Stepping outside on the street, he looked at his pocket watch and contemplated going to Lady Wistham’s musical soiree. It had been a long time since he indulged in her hospitality. Some company would certainly do him good. If he stayed at home he would only think of Elizabeth.
* * *
“Can you prepare a bath for me, Molly?” Elizabeth was fatigued and aching.
She needed to calm her nerves and ruminate on her thoughts.
An indulgent soak next to a fire was exactly what her late husband would have prescribed.As she sat on a sofa with her legs curled under her and her hair loose, she leafed through Pereira’s ‘The Materia Medica’ searching for clues to help a patient with a persistent ailment.
She wrestled with her mind trying not to think of Darcy with little success.
She lowered herself into the warmth of water, resting her head on the high back of the tub and feeling the tension drain from her muscles.
Elizabeth closed her eyes, luxuriating in the feeling of relaxation.
Perhaps it was inevitable the tall broad-shouldered figment of her imagination should visit in this rare moment of calm.
She chuckled softly, pushing aside her mental intruder.
“Not today, Darcy. It would feel very wrong somehow,” Still her mind refused to settle, she was ashamed of everything her mind produced.
Her Darcy was forever the man who proposed to her once. She chose to remember him as he was in that particular moment - angry and desperate for her. But the man she saw today was different. Older, certainly. Still strikingly handsome. But more than that, he was real. Almost human.
For the first time in years, she speculated on the life he must have lived.
A wife. Children. Perhaps a mistress. He had not stood frozen in time, pining for her.
Why should he? She certainly had not. She had built a life, a purpose, a future of her own making.
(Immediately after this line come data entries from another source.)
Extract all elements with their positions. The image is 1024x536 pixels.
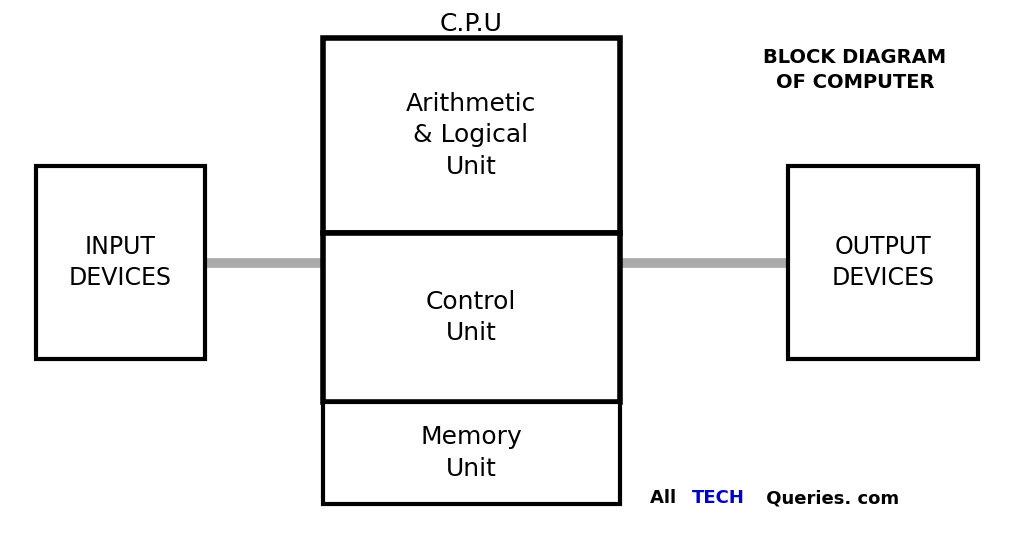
- Bar: [788, 166, 978, 359]
- Text: Control
Unit: Control Unit: [426, 290, 516, 345]
- Text: Memory
Unit: Memory Unit: [420, 425, 522, 481]
- Text: Arithmetic
& Logical
Unit: Arithmetic & Logical Unit: [406, 92, 537, 179]
- Text: Queries. com: Queries. com: [760, 489, 899, 508]
- Text: INPUT
DEVICES: INPUT DEVICES: [69, 235, 172, 291]
- Text: OUTPUT
DEVICES: OUTPUT DEVICES: [831, 235, 935, 291]
- Bar: [323, 233, 620, 402]
- Text: TECH: TECH: [692, 489, 744, 508]
- Text: All: All: [650, 489, 683, 508]
- Text: BLOCK DIAGRAM
OF COMPUTER: BLOCK DIAGRAM OF COMPUTER: [764, 48, 946, 92]
- Bar: [323, 38, 620, 233]
- Text: C.P.U: C.P.U: [439, 12, 503, 36]
- Bar: [323, 402, 620, 504]
- Bar: [36, 166, 205, 359]
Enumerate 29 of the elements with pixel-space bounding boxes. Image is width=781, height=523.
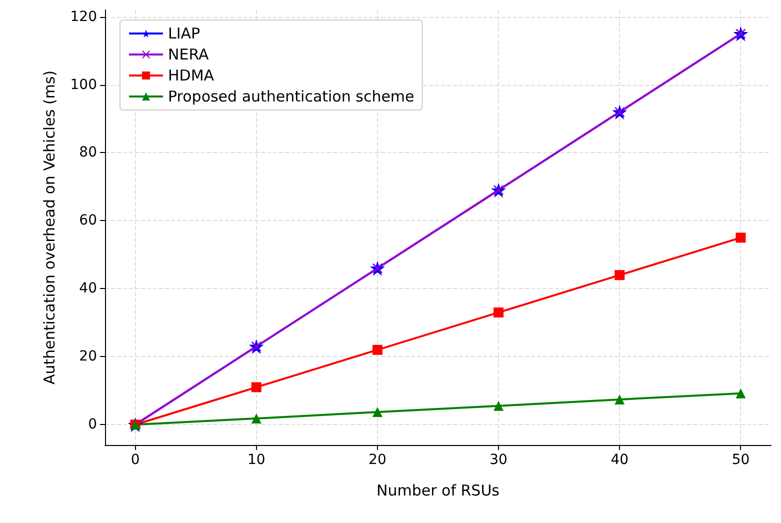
y-axis-title: Authentication overhead on Vehicles (ms) [40,70,58,385]
x-axis-title: Number of RSUs [376,482,500,500]
y-tick-label: 20 [79,348,97,365]
legend-label: NERA [168,46,210,64]
point [736,388,746,398]
point [614,270,625,280]
point [372,407,382,418]
point [251,382,262,392]
point [494,307,504,318]
x-tick-label: 10 [247,452,266,468]
point [251,413,262,424]
x-tick-label: 0 [130,452,140,468]
point [614,394,625,404]
legend-label: LIAP [168,24,200,42]
y-tick-label: 80 [79,144,97,161]
x-tick-label: 40 [610,452,629,468]
legend-label: HDMA [168,66,215,84]
x-tick-label: 30 [490,452,508,468]
y-tick-label: 120 [70,8,97,25]
point [494,400,504,411]
y-tick-label: 40 [79,280,97,297]
point [736,232,746,243]
legend-label: Proposed authentication scheme [168,88,414,106]
y-tick-label: 100 [70,76,97,93]
x-tick-label: 20 [368,452,386,468]
x-tick-label: 50 [732,452,750,468]
point [372,344,382,355]
y-tick-label: 60 [79,212,97,229]
y-tick-label: 0 [88,416,97,433]
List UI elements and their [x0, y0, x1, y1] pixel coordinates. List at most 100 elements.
While that life took her on a very different path than she imagined herself walking in her youth, she would not change it, not for ten thousand pounds a year. She laughed out loud.
She sank deeper into the bath, allowing the warmth to further ease the tension.
She stretched one of her legs up in the air and watched the droplets of water slip down her skin, then suddenly, she saw Tommy in her mind’s eye.
His strong hands massaging her foot, his touch slow, teasing, traveling lower until his fingers disappeared beneath the water.
She moaned softly. She was left to her own devices in all things, but this hunger she could not quite satisfy on her own, only subdue.
“Wanton, wanton Elizabeth!” She could almost hear Tommy’s voice, his warm breath against her ear, laughing at her predicament.